11.2 The Seller shall have no liability to the Buyer in the event of Goods infringing or being alleged to infringe the rights of any third party. In the event that the Goods are or may be the subject of third party rights the Seller shall be obliged to transfer to the Buyer only such title as the Seller may have.
11.3 The Buyer shall notify the Seller forthwith of any claim made or action brought or threatened alleging infringement of the rights of any third party. The Seller shall have control over and shall conduct any such proceedings in such manner as it shall determine. The Buyer shall provide all such reasonable assistance in connection therewith as the Seller may request. The cost of any such proceedings shall be borne in such proportions as the parties shall determine.
12. COMPLIANCE WITH LAWS AND POLICIES
12.1 In performing their obligations under these terms and conditions, the parties shall comply with all applicable laws, statutes, regulations and codes from time to time in force including, without limitation, the Bribery Act 2010 and the Modern Slavery Act 2015 and all applicable laws, legislation, statutory instruments, regulations and governmental guidance having binding force whether local or national or international in any relevant jurisdiction.
12.2 The Buyer shall conduct its business in compliance with all lawful international sanctions regimes, and that they do not engage with any sanctioned parties. As such, the Buyer must; (a) be aware of, and fully comply with, all lawful sanctions regimes affecting their business; and (b) to carry out regular checks on their business partners to ensure that they are not designated, blocked or otherwise targeted by applicable economic or trade sanctions in order to avoid doing business with sanctioned parties.

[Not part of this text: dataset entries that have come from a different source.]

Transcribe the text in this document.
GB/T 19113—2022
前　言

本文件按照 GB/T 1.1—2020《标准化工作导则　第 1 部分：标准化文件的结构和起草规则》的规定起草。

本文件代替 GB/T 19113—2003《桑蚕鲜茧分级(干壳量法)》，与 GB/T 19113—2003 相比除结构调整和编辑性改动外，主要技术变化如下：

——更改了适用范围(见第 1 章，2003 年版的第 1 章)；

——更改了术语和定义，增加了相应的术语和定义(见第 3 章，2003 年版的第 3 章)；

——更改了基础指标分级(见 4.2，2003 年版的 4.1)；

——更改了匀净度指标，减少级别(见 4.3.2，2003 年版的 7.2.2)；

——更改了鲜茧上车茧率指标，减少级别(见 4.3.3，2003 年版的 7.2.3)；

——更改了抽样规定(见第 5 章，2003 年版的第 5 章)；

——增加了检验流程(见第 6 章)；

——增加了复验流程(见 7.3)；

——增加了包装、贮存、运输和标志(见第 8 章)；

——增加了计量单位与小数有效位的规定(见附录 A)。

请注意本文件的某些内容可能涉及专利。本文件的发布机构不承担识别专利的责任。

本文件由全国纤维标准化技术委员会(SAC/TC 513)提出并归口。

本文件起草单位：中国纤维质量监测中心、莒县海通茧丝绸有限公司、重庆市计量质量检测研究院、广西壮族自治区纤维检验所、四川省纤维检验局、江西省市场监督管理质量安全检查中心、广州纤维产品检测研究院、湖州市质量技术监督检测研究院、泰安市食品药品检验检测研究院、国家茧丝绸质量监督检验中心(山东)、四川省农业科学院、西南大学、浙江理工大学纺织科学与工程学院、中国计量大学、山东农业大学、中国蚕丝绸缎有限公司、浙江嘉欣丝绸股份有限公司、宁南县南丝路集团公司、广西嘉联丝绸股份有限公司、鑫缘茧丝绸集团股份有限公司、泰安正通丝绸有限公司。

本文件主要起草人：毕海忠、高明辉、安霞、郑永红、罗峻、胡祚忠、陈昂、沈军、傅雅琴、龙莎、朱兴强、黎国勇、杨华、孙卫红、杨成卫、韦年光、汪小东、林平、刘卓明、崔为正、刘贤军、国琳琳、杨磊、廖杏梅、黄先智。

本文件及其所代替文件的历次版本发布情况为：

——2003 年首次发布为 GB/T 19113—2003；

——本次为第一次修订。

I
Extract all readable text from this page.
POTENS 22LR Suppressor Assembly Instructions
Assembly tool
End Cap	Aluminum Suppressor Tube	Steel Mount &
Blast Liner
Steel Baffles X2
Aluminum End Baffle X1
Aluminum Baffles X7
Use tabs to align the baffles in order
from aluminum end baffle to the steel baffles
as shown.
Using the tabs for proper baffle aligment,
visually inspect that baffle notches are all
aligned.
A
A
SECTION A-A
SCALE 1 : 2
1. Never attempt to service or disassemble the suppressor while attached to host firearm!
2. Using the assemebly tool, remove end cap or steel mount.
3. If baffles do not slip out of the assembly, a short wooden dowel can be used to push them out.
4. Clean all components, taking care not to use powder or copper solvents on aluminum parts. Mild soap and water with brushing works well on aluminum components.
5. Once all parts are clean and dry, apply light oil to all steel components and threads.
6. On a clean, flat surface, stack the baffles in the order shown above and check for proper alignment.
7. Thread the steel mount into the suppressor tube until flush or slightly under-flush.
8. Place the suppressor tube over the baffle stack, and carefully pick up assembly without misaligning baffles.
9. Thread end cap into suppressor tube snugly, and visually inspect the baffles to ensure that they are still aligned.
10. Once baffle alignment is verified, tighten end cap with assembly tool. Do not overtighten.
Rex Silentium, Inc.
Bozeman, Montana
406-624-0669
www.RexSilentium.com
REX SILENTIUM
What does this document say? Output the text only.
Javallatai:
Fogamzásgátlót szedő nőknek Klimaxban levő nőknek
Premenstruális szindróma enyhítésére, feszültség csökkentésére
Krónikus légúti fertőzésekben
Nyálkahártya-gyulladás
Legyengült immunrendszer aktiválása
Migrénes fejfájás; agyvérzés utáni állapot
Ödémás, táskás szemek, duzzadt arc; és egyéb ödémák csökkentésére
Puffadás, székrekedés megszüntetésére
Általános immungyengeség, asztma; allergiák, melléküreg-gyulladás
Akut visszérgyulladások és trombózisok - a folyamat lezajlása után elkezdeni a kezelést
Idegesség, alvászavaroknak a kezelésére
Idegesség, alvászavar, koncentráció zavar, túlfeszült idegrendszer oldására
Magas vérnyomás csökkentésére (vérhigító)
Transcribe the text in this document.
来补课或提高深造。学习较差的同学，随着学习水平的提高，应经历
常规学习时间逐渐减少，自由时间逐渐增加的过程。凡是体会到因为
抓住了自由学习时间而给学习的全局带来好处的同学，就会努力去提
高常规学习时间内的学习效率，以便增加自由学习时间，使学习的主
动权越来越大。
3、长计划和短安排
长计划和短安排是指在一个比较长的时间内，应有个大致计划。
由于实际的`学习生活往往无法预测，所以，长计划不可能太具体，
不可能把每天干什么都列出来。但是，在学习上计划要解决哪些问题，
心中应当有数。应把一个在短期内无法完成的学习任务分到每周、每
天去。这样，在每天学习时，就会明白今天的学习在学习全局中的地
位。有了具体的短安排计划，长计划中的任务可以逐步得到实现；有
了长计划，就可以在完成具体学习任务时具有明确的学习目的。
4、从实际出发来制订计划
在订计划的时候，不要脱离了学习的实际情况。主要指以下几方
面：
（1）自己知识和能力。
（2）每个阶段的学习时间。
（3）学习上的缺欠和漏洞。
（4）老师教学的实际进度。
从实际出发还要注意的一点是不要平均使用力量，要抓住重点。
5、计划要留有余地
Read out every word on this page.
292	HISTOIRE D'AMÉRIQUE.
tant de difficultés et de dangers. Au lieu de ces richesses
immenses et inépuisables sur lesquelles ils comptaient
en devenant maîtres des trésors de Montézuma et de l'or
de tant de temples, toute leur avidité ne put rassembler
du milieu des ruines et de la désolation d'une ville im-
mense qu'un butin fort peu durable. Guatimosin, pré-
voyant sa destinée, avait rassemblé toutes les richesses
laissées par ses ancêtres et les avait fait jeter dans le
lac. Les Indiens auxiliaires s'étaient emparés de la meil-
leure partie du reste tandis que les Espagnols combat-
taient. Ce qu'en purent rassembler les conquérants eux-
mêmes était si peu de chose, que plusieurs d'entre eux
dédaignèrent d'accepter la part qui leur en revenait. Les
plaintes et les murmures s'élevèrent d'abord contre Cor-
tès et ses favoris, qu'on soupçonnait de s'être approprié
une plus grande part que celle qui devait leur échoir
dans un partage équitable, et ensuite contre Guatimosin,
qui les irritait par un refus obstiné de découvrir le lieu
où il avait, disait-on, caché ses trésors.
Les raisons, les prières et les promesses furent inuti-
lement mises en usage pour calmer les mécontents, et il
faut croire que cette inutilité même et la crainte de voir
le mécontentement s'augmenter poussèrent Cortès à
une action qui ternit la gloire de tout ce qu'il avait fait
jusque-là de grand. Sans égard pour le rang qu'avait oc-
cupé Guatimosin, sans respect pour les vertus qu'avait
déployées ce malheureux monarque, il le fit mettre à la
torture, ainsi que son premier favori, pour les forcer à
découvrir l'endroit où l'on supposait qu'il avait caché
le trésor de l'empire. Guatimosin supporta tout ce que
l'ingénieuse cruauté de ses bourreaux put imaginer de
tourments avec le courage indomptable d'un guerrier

13.1 Any notice required or permitted to be given by either party to the other under these Conditions shall be in Writing addressed to that other party as its registered office or principal place of business or such other address as may at the relevant time have been notified pursuant to this provision to the party giving the notice.
13.2 No waiver by the Seller of any breach of the Contract by the Buyer shall be considered as a waiver of any subsequent breach of the same or any other provision.
13.3 If any provision of these Conditions is held by any competent authority to be invalid or unenforceable in whole or in part the validity of the other provisions of these Conditions and the remainder of the provision in question shall not be affected thereby.
13.4 Save as expressly provided herein nothing in these Conditions shall confer on any third party any benefit or the right to enforce any provision of this Contract.
13.5 Any dispute arising under or in connection with these Conditions of the sale of the Goods shall be referred to by a single arbitration appointed by agreement or (in default) nominated on the application of either party by the President for the time being of the British Industrial Fastener Federation.
13.6 A The Contract shall be governed by the laws of England and the Seller and the Buyer irrevocably agree that the courts of England are to have exclusive jurisdiction to settle any disputes which may arise out of or in connection with this contract and that accordingly any suit or proceedings arising out of or in connection with this contract shall be brought in such courts.
13.6 B Nothing contained in this clause 13.6 shall limit the right of the Seller to take proceedings against the Buyer in any court of competent jurisdiction, nor shall the taking of proceedings in one or more jurisdiction by the Seller preclude the takings of proceedings by the Seller in any other jurisdiction, whether concurrently or not, to the extent permitted by the law of such other jurisdiction.